After taking down a rather daft article about 2013 being a disappointing year for tech, John Gruber put to words something I've been wrestling with for the latter part of this year. From Daring Fireball:
That which escapes the grasp of Sturgeon's Law and achieves genuine excellence deserves to be celebrated, not torn down through false equivalences and the sensational exaggeration of imperfections. Call the imperfections out, to be sure — the job of the press is not to whitewash or cheerlead, either — but keep them in perspective; write about them in proportion to their severity and actual prevalence and relevance. There is a profound difference between that which is crap and that which is merely flawed.
There's a nihilistic streak in tech journalism that I just don't see in other fields. Sports, movies, cars, wristwatches, cameras, food — writers who cover these fields tend to celebrate, to relish, the best their fields have to offer. Technology, on the other hand, seems to attract enthusiasts with no actual enthusiasm.
It's why tech rumor sites are slammed in one breath and their reports rattled off in the next. It's why new product categories are called unimaginative at launch and breakthrough software is castigated right out of the gate. It's the 10 word answer.
It could just be that computer technology is still relatively new and tech journalists - and tech readers, we feed each other - lack the maturity of older, more established industries and pursuits. It could be that tech writers sometimes seem to care more about being perceived as cool than in being good.

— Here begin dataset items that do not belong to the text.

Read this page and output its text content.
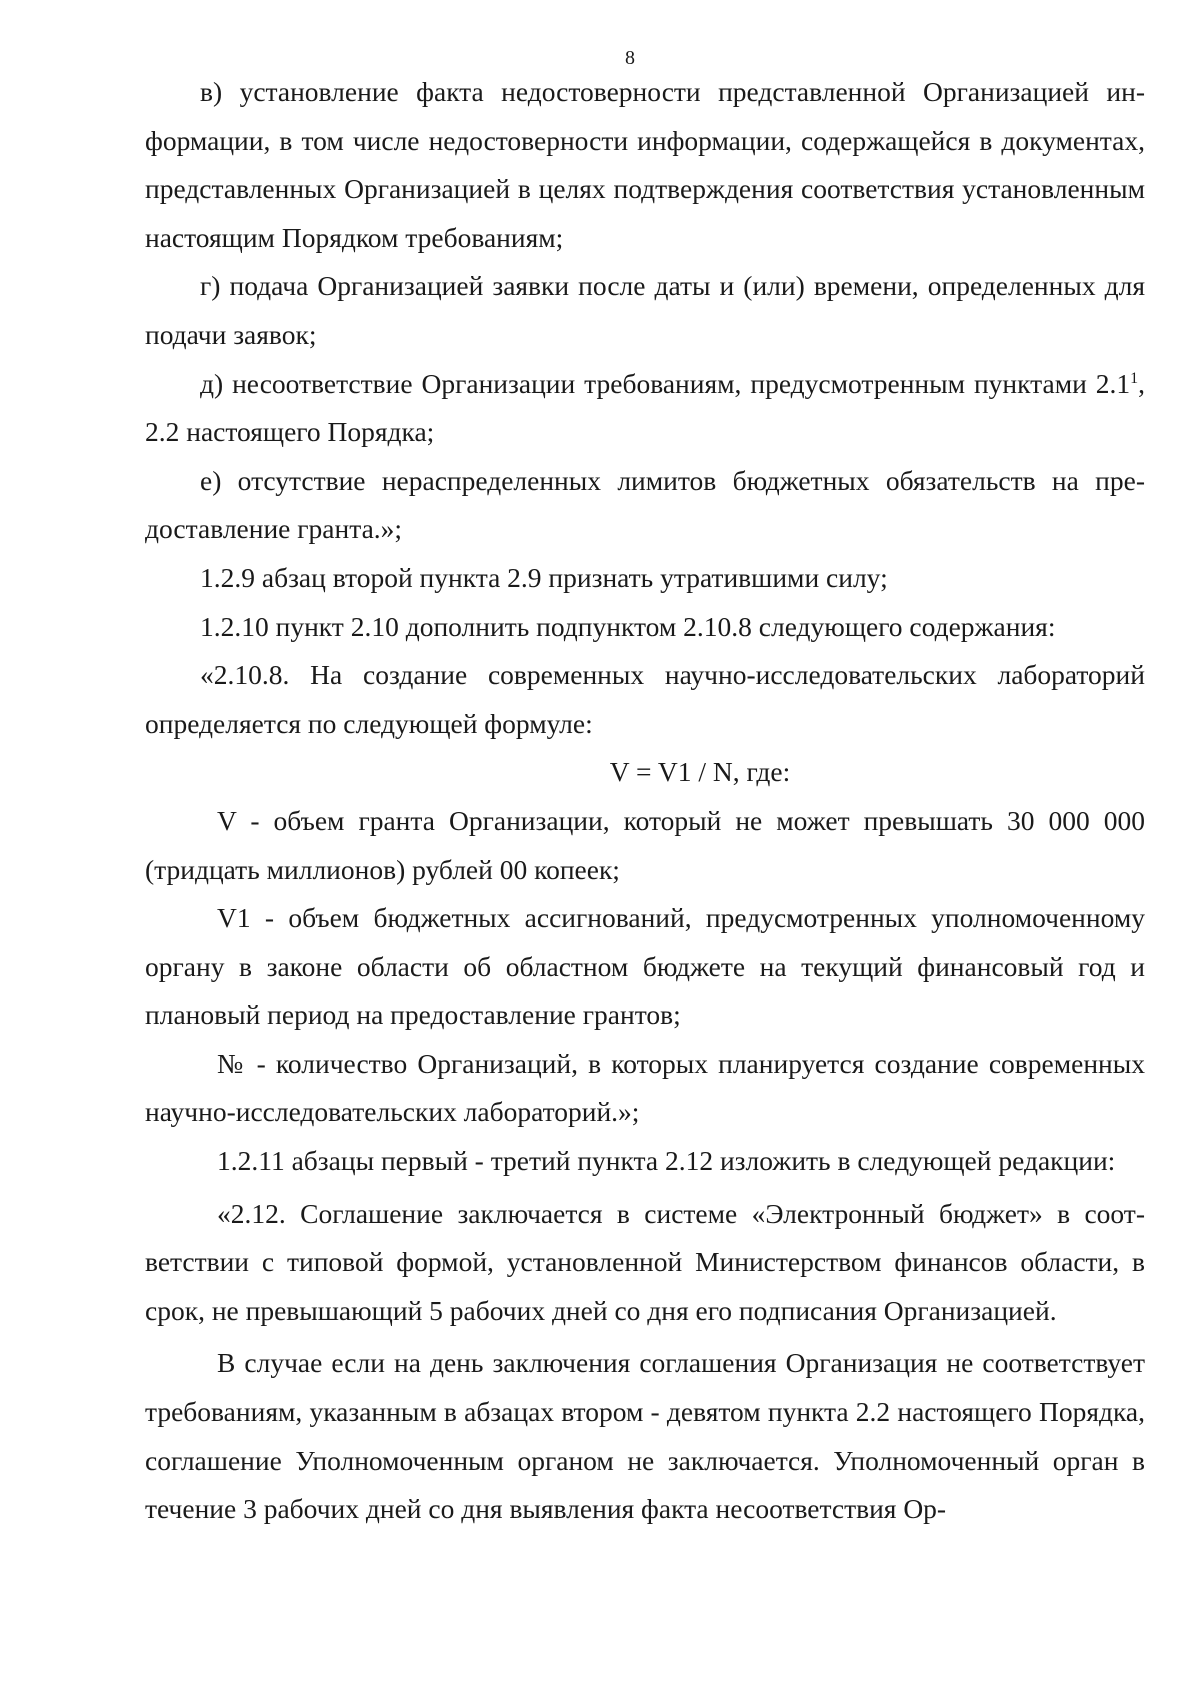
8

в) установление факта недостоверности представленной Организацией информации, в том числе недостоверности информации, содержащейся в документах, представленных Организацией в целях подтверждения соответствия установленным настоящим Порядком требованиям;

г) подача Организацией заявки после даты и (или) времени, определенных для подачи заявок;

д) несоответствие Организации требованиям, предусмотренным пунктами $2.1^1$, 2.2 настоящего Порядка;

е) отсутствие нераспределенных лимитов бюджетных обязательств на предоставление гранта.»;

1.2.9 абзац второй пункта 2.9 признать утратившими силу;

1.2.10 пункт 2.10 дополнить подпунктом 2.10.8 следующего содержания:

«2.10.8. На создание современных научно-исследовательских лабораторий определяется по следующей формуле:

V = V1 / N, где:

V - объем гранта Организации, который не может превышать 30 000 000 (тридцать миллионов) рублей 00 копеек;

V1 - объем бюджетных ассигнований, предусмотренных уполномоченному органу в законе области об областном бюджете на текущий финансовый год и плановый период на предоставление грантов;

№ - количество Организаций, в которых планируется создание современных научно-исследовательских лабораторий.»;

1.2.11 абзацы первый - третий пункта 2.12 изложить в следующей редакции:

«2.12. Соглашение заключается в системе «Электронный бюджет» в соответствии с типовой формой, установленной Министерством финансов области, в срок, не превышающий 5 рабочих дней со дня его подписания Организацией.

В случае если на день заключения соглашения Организация не соответствует требованиям, указанным в абзацах втором - девятом пункта 2.2 настоящего Порядка, соглашение Уполномоченным органом не заключается. Уполномоченный орган в течение 3 рабочих дней со дня выявления факта несоответствия Ор-
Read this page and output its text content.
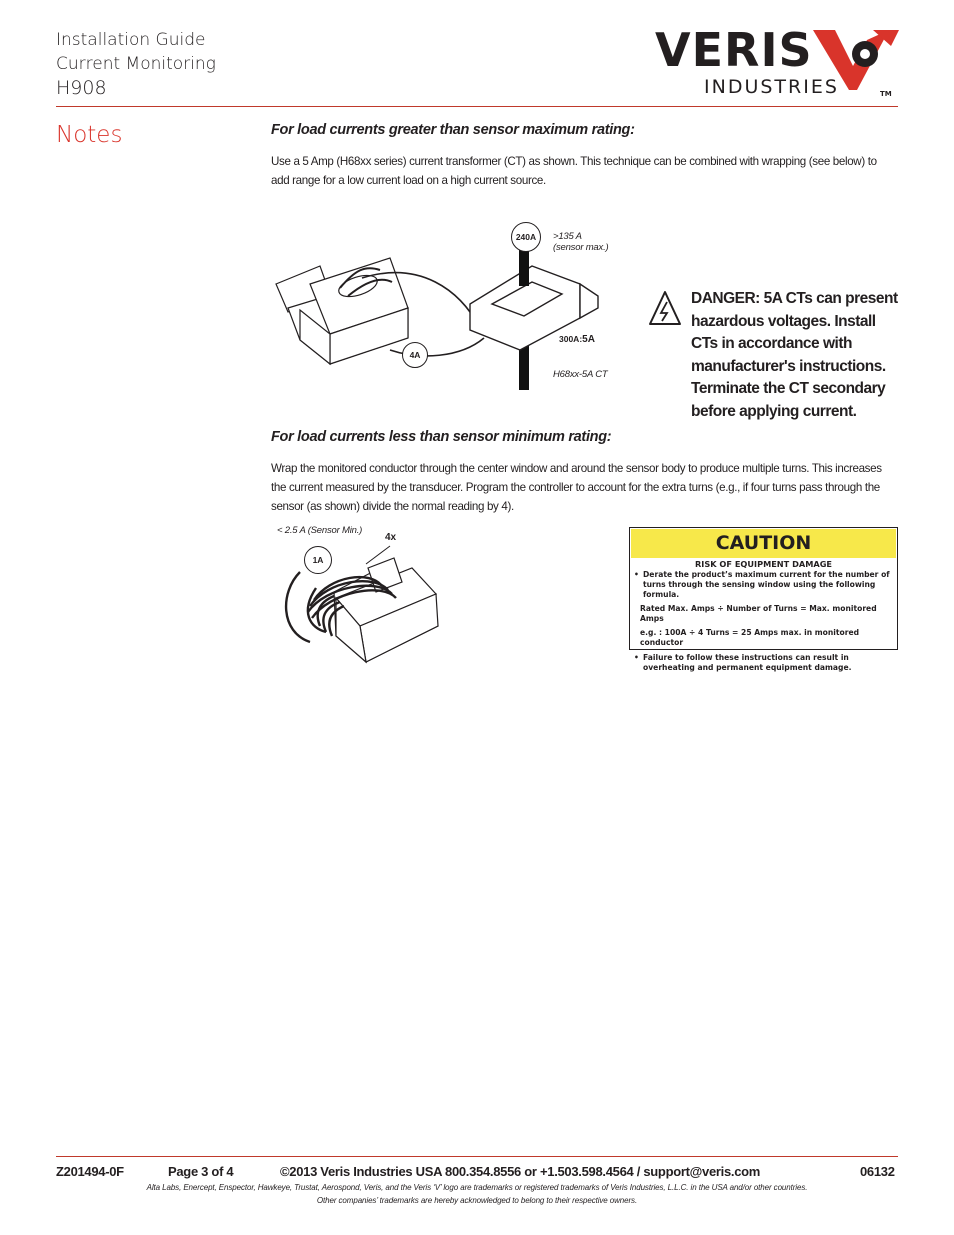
Installation Guide
Current Monitoring
H908
VERIS
INDUSTRIES	TM
Notes	For load currents greater than sensor maximum rating:
Use a 5 Amp (H68xx series) current transformer (CT) as shown. This technique can be combined with wrapping (see below) to add range for a low current load on a high current source.
240A	>135 A (sensor max.)
4A
300A:5A
H68xx-5A CT
DANGER: 5A CTs can present
hazardous voltages. Install
CTs in accordance with
manufacturer's instructions.
Terminate the CT secondary
before applying current.
For load currents less than sensor minimum rating:
Wrap the monitored conductor through the center window and around the sensor body to produce multiple turns. This increases the current measured by the transducer. Program the controller to account for the extra turns (e.g., if four turns pass through the sensor (as shown) divide the normal reading by 4).
< 2.5 A (Sensor Min.)
4x
1A
CAUTION
RISK OF EQUIPMENT DAMAGE
• Derate the product’s maximum current for the number of turns through the sensing window using the following formula.
Rated Max. Amps ÷ Number of Turns = Max. monitored Amps
e.g. : 100A ÷ 4 Turns = 25 Amps max. in monitored conductor
• Failure to follow these instructions can result in overheating and permanent equipment damage.
Z201494-0F	Page 3 of 4	©2013 Veris Industries USA 800.354.8556 or +1.503.598.4564 / support@veris.com	06132
Alta Labs, Enercept, Enspector, Hawkeye, Trustat, Aerospond, Veris, and the Veris ‘V’ logo are trademarks or registered trademarks of Veris Industries, L.L.C. in the USA and/or other countries.
Other companies’ trademarks are hereby acknowledged to belong to their respective owners.
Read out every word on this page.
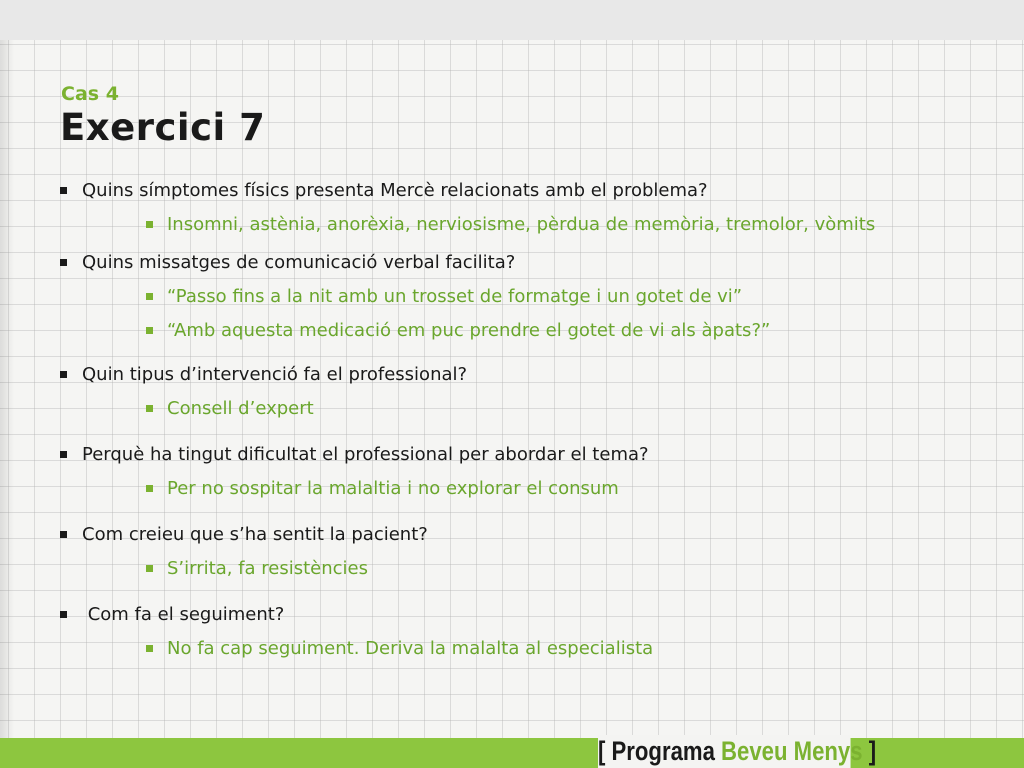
Cas 4
Exercici 7
Quins símptomes físics presenta Mercè relacionats amb el problema?
Insomni, astènia, anorèxia, nerviosisme, pèrdua de memòria, tremolor, vòmits
Quins missatges de comunicació verbal facilita?
“Passo fins a la nit amb un trosset de formatge i un gotet de vi”
“Amb aquesta medicació em puc prendre el gotet de vi als àpats?”
Quin tipus d’intervenció fa el professional?
Consell d’expert
Perquè ha tingut dificultat el professional per abordar el tema?
Per no sospitar la malaltia i no explorar el consum
Com creieu que s’ha sentit la pacient?
S’irrita, fa resistències
Com fa el seguiment?
No fa cap seguiment. Deriva la malalta al especialista
[ Programa Beveu Menys ]
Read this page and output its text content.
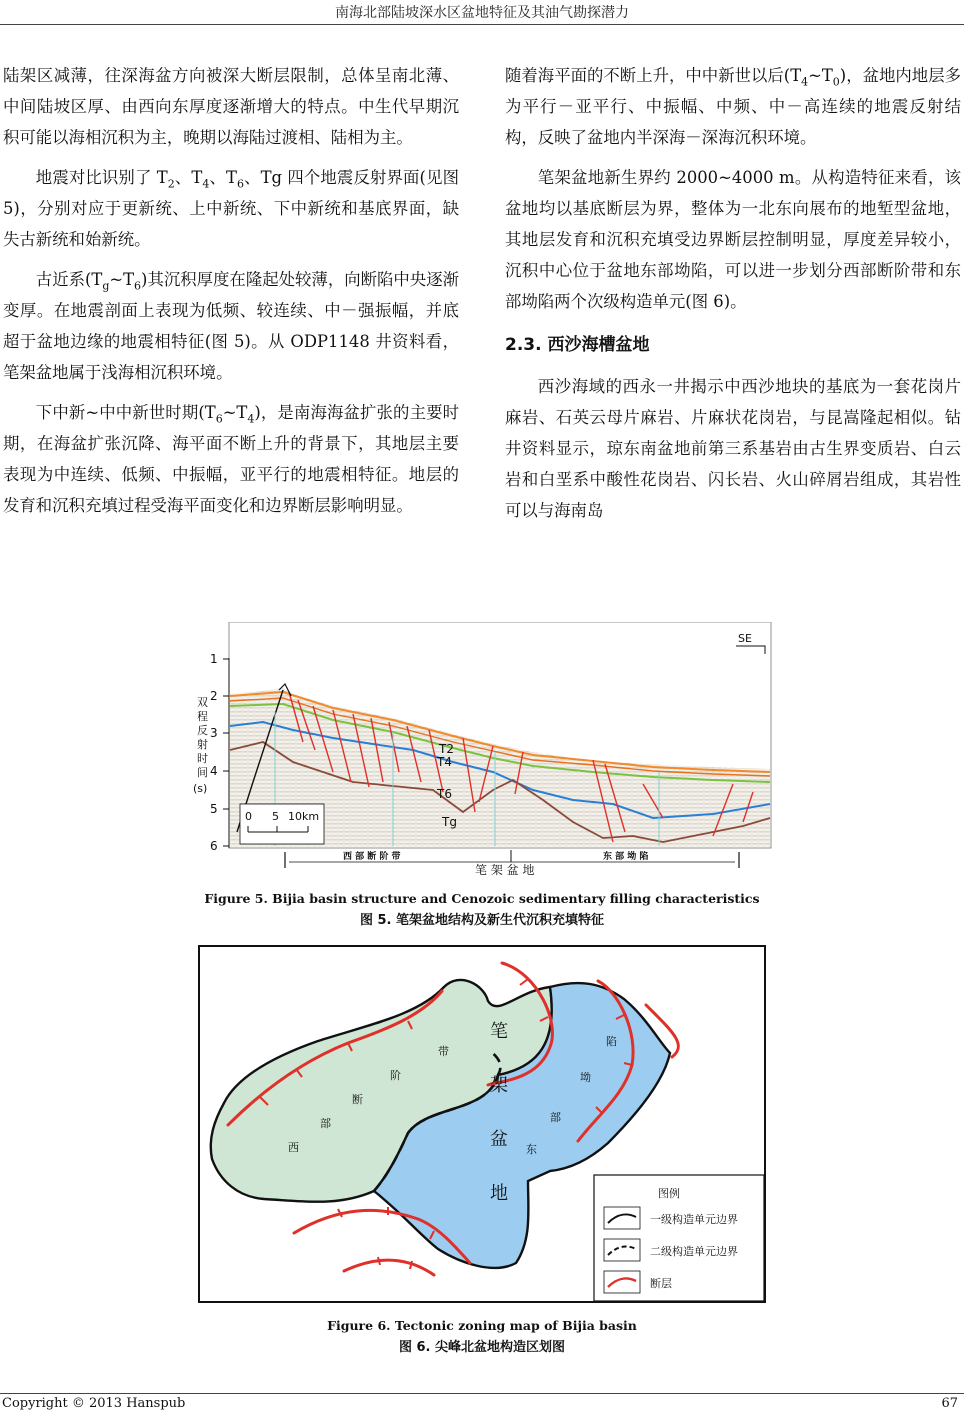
南海北部陆坡深水区盆地特征及其油气勘探潜力

陆架区减薄，往深海盆方向被深大断层限制，总体呈南北薄、中间陆坡区厚、由西向东厚度逐渐增大的特点。中生代早期沉积可能以海相沉积为主，晚期以海陆过渡相、陆相为主。

地震对比识别了 $T_2$、$T_4$、$T_6$、Tg 四个地震反射界面(见图 5)，分别对应于更新统、上中新统、下中新统和基底界面，缺失古新统和始新统。

古近系$(T_g\sim T_6)$其沉积厚度在隆起处较薄，向断陷中央逐渐变厚。在地震剖面上表现为低频、较连续、中－强振幅，并底超于盆地边缘的地震相特征(图 5)。从 ODP1148 井资料看，笔架盆地属于浅海相沉积环境。

下中新~中中新世时期$(T_6\sim T_4)$，是南海海盆扩张的主要时期，在海盆扩张沉降、海平面不断上升的背景下，其地层主要表现为中连续、低频、中振幅，亚平行的地震相特征。地层的发育和沉积充填过程受海平面变化和边界断层影响明显。

随着海平面的不断上升，中中新世以后$(T_4\sim T_0)$，盆地内地层多为平行－亚平行、中振幅、中频、中－高连续的地震反射结构，反映了盆地内半深海－深海沉积环境。

笔架盆地新生界约 2000~4000 m。从构造特征来看，该盆地均以基底断层为界，整体为一北东向展布的地堑型盆地，其地层发育和沉积充填受边界断层控制明显，厚度差异较小，沉积中心位于盆地东部坳陷，可以进一步划分西部断阶带和东部坳陷两个次级构造单元(图 6)。

2.3. 西沙海槽盆地

西沙海域的西永一井揭示中西沙地块的基底为一套花岗片麻岩、石英云母片麻岩、片麻状花岗岩，与昆嵩隆起相似。钻井资料显示，琼东南盆地前第三系基岩由古生界变质岩、白云岩和白垩系中酸性花岗岩、闪长岩、火山碎屑岩组成，其岩性可以与海南岛

1
2
3
4
5
6
双
程
反
射
时
间
(s)
SE
T2
T4
T6
Tg
0 5 10km
西 部 断 阶 带	东 部 坳 陷
笔 架 盆 地
Figure 5. Bijia basin structure and Cenozoic sedimentary filling characteristics
图 5. 笔架盆地结构及新生代沉积充填特征
笔
架
盆
地
西
部
断
阶
带
东
部
坳
陷
图例
一级构造单元边界
二级构造单元边界
断层
Figure 6. Tectonic zoning map of Bijia basin
图 6. 尖峰北盆地构造区划图
Copyright © 2013 Hanspub	67
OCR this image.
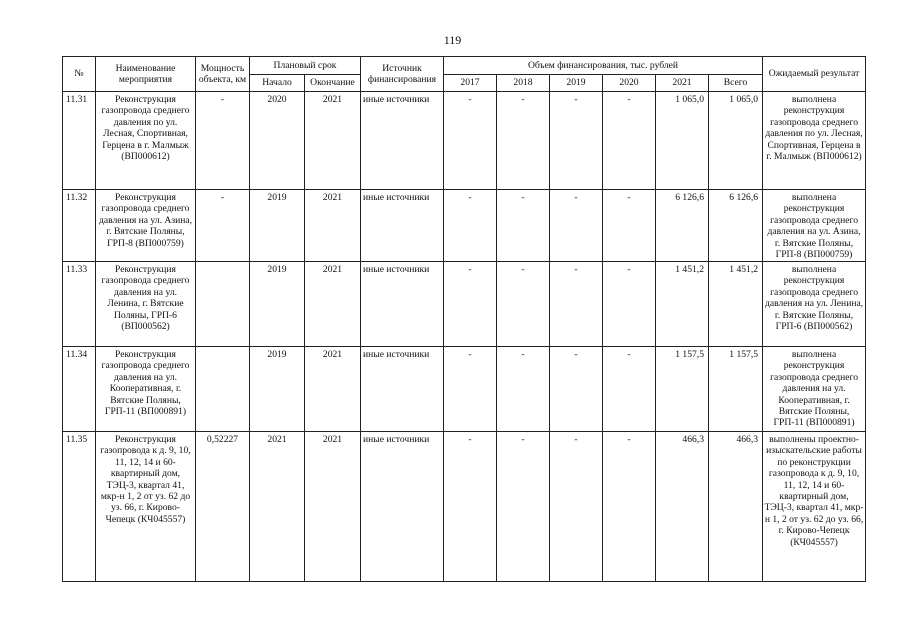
119
№	Наименование мероприятия	Мощность объекта, км	Плановый срок		Источник финансирования	Объем финансирования, тыс. рублей						Ожидаемый результат
			Начало	Окончание		2017	2018	2019	2020	2021	Всего	
11.31	Реконструкция газопровода среднего давления по ул. Лесная, Спортивная, Герцена в г. Малмыж (ВП000612)	-	2020	2021	иные источники	-	-	-	-	1 065,0	1 065,0	выполнена реконструкция газопровода среднего давления по ул. Лесная, Спортивная, Герцена в г. Малмыж (ВП000612)
11.32	Реконструкция газопровода среднего давления на ул. Азина, г. Вятские Поляны, ГРП-8 (ВП000759)	-	2019	2021	иные источники	-	-	-	-	6 126,6	6 126,6	выполнена реконструкция газопровода среднего давления на ул. Азина, г. Вятские Поляны, ГРП-8 (ВП000759)
11.33	Реконструкция газопровода среднего давления на ул. Ленина, г. Вятские Поляны, ГРП-6 (ВП000562)		2019	2021	иные источники	-	-	-	-	1 451,2	1 451,2	выполнена реконструкция газопровода среднего давления на ул. Ленина, г. Вятские Поляны, ГРП-6 (ВП000562)
11.34	Реконструкция газопровода среднего давления на ул. Кооперативная, г. Вятские Поляны, ГРП-11 (ВП000891)		2019	2021	иные источники	-	-	-	-	1 157,5	1 157,5	выполнена реконструкция газопровода среднего давления на ул. Кооперативная, г. Вятские Поляны, ГРП-11 (ВП000891)
11.35	Реконструкция газопровода к д. 9, 10, 11, 12, 14 и 60-квартирный дом, ТЭЦ-3, квартал 41, мкр-н 1, 2 от уз. 62 до уз. 66, г. Кирово-Чепецк (КЧ045557)	0,52227	2021	2021	иные источники	-	-	-	-	466,3	466,3	выполнены проектно-изыскательские работы по реконструкции газопровода к д. 9, 10, 11, 12, 14 и 60-квартирный дом, ТЭЦ-3, квартал 41, мкр-н 1, 2 от уз. 62 до уз. 66, г. Кирово-Чепецк (КЧ045557)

The advent of the internet redefined what it meant to cover an industry, including and especially the internet and the technology that enabled it. Instead of rising up, in many cases it brought everything down. Once great papers of record became, at times, more inaccurate, manipulative, and pandering as the blogs they denigrated. And it's easy to see why - a lot of stupid gets a lot of attention resulting in ever-more stupid. It's a vicious cycle, and thus far a successful one. We are all of us, every one of us, to blame. Yet at the same time that empowers all of us, every one of us, to change it.
Pessimism is easy. Hit pieces are easy. Abusing facts to fit a thesis is easy. Manipulation is easy. Looking at the last year and claiming disappointment is easy. Missing constant, relentless evolution if all you're looking for is occasional revolution is easy. Yet the former can be even more important than the latter. Many leaps end in crash landings. Many innovations fall apart on the launch pad. Good ideas take a lot of little fixes to become truly great. And a lot of little ideas, given enough time and talent, can coalesce into pure magic.
Not being satisfied is a good thing. Demanding more of the industry - and ourselves - is good thing. But making the effort to understand what we've already gotten, the nuance and the ramifications, is the key to what's next.
Let's shelve our collective tech inferiority complex and cyncism masks for a moment and really consider how far we've come in the last year. The power of an iPhone 5s, the lightness of an iPad Air, the promise of iBeacon, the helpfulness of a Moto X, the sensation of Google Glass, the optics of Lumia 1020, the brute force of a Mac Pro, the magic of SONOS surround sound, the brilliance of Hue lighting, the immediacy of the Pebble, and dozens of other amazing, life-enhancing developments just in the space I cover over the last twelve odd months leap immediately, optimistically, to mind.
Amazing stuff from 2013, made better by how much it sets up for 2014.